Do you put pressure on yourself to be perfect? Contributor Aubrey Moore talks about how she learned to take the experience as a whole rather than keeping score on what she did right and what she did wrong.
Pressure. If there is one overriding emotion I struggle with almost constantly, it’s pressure. Pressure to do well at my job. Pressure to be a better person. Pressure to succeed, and while succeeding, to never make a mistake along the way. Pressure from the outside world, from friends, from family. But most of all, pressure from inside myself. I may be my own biggest advocate, but I’m also my harshest critic.
I had long struggled with unrealistic expectations of my own performance.
Over the years I had graduated high school as swim team captain, as a straight A student, then gone to college where I tackled a multitude of extracurriculars and challenging courses. I joined the Navy after graduation and had become a helicopter pilot, working my way to earn a coveted spot as a specialized instructor.
And while I had always struggled with the incessant need to be perfect, I found that need spiraling out of control in the recent years, fueled along by my Type A personality and a series of difficulties in my life that had blindsided me.
So when I found myself searching for an outlet for my energy, I turned back towards hiking. I had been outdoorsy in my youth, but had gotten away from hiking and camping as I found myself moving all over the country with the military. But, as it does to all of us, the outdoors called to me, and I found myself planning my first solo backpacking trip in the spring of this year.
During the planning process (for what should have been a simple hike), I found myself overwhelmed with the pressure of making sure every little thing went right.
I wanted to be 100 percent prepared and ready, have all the right gear, study my trail map so completely that I could have led the hike as a guide. I even went so far as to practice what I would say to the ranger when requesting a backcountry permit, lest I mess up and sound like an idiot (and yes, I realize how crazy that sounds now). I did all this because I would only consider this trip a success if it went perfectly.
And you know what happened?
I’ll give you a hint. It did not go perfectly.
I made all sorts of mistakes. I studied the route of the map, but not the fact that there would be multiple water crossings (Several of which I ended up having to tiptoe through barefoot, shoes tied around the top of my pack because I had not packed any sandals). I had practiced setting up my tent, but had never hung a bear bag (although I watched enough YouTube videos to consider myself an expert), and it took me about a hundred tries to not only select the perfect tree and limb, but to get the rope up and over the branch without knocking myself in the face with the rock I had tied to the end of the line. It had rained very hard the day before I went out, and I ended up getting soaked from wet branches and grass and a large number of muddy low spots. I spent a portion of that night shivering under my quilt, layered in every dry piece of clothing I had on me.

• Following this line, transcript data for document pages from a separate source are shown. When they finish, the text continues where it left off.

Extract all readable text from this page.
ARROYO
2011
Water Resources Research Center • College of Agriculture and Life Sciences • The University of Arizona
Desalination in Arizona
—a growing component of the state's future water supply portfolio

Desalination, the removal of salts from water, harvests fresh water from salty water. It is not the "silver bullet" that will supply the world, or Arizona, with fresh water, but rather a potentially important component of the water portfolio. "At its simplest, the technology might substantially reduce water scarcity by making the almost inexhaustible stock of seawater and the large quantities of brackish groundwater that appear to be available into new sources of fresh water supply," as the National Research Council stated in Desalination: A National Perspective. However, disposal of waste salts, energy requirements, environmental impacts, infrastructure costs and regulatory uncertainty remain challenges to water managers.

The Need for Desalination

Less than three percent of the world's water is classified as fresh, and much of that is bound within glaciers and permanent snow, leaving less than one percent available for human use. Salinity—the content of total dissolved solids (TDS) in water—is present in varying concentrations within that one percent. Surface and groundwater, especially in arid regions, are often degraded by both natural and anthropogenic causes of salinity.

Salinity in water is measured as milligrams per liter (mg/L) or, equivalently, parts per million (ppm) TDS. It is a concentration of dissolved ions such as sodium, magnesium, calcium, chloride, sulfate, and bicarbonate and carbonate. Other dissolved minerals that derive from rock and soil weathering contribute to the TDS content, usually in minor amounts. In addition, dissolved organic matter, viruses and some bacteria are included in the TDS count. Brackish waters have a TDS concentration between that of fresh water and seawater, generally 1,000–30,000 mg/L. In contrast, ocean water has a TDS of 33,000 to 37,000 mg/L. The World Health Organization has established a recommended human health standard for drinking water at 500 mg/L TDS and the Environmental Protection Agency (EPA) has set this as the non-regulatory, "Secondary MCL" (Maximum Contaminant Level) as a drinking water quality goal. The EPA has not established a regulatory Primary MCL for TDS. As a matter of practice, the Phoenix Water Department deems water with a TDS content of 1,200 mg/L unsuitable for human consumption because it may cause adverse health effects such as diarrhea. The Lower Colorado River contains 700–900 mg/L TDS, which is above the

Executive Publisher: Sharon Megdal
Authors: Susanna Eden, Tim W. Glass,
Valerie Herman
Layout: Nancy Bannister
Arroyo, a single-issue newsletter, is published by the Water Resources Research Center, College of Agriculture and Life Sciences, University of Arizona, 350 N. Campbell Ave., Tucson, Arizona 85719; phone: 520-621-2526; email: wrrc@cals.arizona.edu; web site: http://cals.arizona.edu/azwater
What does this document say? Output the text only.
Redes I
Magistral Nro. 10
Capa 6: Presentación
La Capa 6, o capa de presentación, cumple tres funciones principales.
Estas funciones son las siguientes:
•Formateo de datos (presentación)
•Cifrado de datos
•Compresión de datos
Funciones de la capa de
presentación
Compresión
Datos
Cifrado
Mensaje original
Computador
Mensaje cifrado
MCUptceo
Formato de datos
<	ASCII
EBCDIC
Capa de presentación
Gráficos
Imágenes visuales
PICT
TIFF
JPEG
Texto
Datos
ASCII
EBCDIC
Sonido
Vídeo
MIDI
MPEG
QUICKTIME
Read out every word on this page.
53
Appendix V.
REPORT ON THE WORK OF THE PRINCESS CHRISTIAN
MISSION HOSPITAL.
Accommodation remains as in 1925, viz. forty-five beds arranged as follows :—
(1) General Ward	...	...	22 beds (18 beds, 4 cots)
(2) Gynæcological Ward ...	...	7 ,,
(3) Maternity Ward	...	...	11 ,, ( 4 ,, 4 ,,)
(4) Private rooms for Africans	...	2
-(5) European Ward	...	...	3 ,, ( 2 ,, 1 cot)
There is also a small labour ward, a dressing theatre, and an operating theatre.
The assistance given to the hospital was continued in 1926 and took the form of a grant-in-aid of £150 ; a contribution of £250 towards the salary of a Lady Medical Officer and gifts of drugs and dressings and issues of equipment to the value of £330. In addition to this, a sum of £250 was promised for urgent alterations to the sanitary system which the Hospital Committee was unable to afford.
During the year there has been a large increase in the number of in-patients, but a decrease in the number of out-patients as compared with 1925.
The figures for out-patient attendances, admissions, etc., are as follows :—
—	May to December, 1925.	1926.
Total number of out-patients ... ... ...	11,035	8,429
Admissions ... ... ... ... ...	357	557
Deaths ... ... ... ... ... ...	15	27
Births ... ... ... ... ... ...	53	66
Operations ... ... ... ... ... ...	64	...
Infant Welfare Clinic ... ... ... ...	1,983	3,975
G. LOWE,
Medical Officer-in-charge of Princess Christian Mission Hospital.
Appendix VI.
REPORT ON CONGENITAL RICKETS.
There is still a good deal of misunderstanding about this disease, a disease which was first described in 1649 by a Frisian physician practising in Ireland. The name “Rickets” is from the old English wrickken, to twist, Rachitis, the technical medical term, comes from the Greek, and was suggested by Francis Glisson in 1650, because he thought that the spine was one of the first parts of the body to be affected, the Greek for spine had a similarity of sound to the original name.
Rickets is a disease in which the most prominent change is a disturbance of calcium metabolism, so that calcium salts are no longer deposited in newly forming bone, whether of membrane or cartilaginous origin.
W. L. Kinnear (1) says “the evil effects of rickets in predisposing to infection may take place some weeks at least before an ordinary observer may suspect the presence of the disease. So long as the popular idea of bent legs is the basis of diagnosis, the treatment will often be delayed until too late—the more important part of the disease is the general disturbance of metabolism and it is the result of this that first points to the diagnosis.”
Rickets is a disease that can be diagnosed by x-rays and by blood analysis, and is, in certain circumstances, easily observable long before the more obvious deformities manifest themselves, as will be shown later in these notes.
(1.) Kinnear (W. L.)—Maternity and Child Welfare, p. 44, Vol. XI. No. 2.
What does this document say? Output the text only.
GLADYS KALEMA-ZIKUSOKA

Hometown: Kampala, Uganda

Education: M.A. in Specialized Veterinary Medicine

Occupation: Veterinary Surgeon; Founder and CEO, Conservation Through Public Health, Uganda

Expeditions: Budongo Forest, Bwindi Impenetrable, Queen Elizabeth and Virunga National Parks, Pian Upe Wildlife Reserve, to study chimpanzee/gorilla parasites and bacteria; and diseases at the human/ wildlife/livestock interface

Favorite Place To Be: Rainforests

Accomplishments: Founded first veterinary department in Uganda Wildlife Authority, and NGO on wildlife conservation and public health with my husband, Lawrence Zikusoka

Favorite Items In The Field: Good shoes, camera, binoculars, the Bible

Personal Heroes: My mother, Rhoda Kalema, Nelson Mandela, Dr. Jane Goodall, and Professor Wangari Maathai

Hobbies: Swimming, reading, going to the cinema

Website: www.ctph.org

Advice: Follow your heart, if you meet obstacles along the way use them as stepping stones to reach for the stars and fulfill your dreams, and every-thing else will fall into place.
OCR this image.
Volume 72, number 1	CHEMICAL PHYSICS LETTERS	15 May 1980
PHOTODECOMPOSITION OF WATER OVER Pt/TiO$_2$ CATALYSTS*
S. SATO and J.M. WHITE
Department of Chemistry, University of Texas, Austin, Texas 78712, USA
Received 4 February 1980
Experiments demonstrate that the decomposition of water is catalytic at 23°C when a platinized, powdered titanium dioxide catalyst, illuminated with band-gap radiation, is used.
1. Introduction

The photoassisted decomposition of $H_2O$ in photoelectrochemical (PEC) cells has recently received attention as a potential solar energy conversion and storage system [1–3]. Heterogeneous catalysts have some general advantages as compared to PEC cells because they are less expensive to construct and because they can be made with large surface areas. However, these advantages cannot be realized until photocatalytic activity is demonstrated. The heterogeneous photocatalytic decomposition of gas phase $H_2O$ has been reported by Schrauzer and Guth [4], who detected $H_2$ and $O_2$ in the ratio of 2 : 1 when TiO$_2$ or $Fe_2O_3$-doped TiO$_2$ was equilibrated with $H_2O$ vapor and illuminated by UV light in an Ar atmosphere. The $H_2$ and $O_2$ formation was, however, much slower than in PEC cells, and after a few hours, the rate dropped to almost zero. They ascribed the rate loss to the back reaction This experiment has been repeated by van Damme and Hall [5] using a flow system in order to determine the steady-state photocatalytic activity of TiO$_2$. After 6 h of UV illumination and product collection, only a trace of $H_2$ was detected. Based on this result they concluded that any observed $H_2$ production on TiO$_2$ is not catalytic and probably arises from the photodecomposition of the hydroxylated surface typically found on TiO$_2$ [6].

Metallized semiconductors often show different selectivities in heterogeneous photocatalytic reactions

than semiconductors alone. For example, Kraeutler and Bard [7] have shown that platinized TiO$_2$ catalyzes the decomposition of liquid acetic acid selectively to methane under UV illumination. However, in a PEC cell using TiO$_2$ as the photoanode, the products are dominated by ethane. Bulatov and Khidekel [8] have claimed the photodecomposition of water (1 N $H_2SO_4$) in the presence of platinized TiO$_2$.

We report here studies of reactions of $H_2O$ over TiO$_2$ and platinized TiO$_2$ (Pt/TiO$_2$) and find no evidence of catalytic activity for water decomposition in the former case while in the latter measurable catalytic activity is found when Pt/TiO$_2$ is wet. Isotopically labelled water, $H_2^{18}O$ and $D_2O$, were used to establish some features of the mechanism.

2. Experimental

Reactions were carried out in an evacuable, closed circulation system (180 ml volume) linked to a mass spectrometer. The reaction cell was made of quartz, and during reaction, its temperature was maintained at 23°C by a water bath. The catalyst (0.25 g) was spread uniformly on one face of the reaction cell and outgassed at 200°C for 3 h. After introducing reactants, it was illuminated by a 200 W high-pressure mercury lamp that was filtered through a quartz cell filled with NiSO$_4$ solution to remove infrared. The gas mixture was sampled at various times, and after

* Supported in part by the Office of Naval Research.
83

I wasn’t undertaking a huge number of miles, but I gravely underestimated the elevation changes, and I rolled into camp that afternoon exhausted and shakey from the uphills and the downhills, but also because I didn’t take any breaks to snack and make up for the huge number of calories I was burning.
Mistakes. So many mistakes.
And yet, as I sat in camp the morning after my first night, sipping tea and reading a good book, I was completely content. I felt so at peace with everything around me. I felt tired and sore, but the tired and sore that comes from pushing yourself hard, that comes from a long day of scrambling up hill and surveying mountains from scenic overlooks. I had brought a small notebook and pen with me (packed while begging forgiveness from the ultralight gods), and I took a moment to write down all the little
things I had accomplished so far. I planned a trip. I bought a map. I packed a bag. I got my first backcountry permit. I set up camp, filtered water, cooked dinner. I hung a bear bag (the biggest accomplishment by far). I didn’t end up as a sobbing, huddled mess in the middle of the night, even when a red fox sat outside my tent and shrieked late into the night.
I’m still very much working on forgiving myself for the occasional mistake, and learning to appreciate the journey along the way.
But I’ve been on multiple solo trips since that first one, and I can say without a doubt that first one taught me a little something about relying on myself. That not only could I plan and execute a trip with no help, but that even if I got myself into a tight spot, I could figure it out. And perhaps the biggest lesson learned was how to appreciate the process as a whole, instead of keeping score and breaking my experience down into a series of failures and successes.
The final entry on my notebook list of accomplishments was one that I wrote after I reached the trailhead and sat on the bumper of my car, drinking a Gatorade and snacking on a Snickers.
“I was brave enough to set off on an adventure.”
And at the end of the day, that’s a pretty big accomplishment.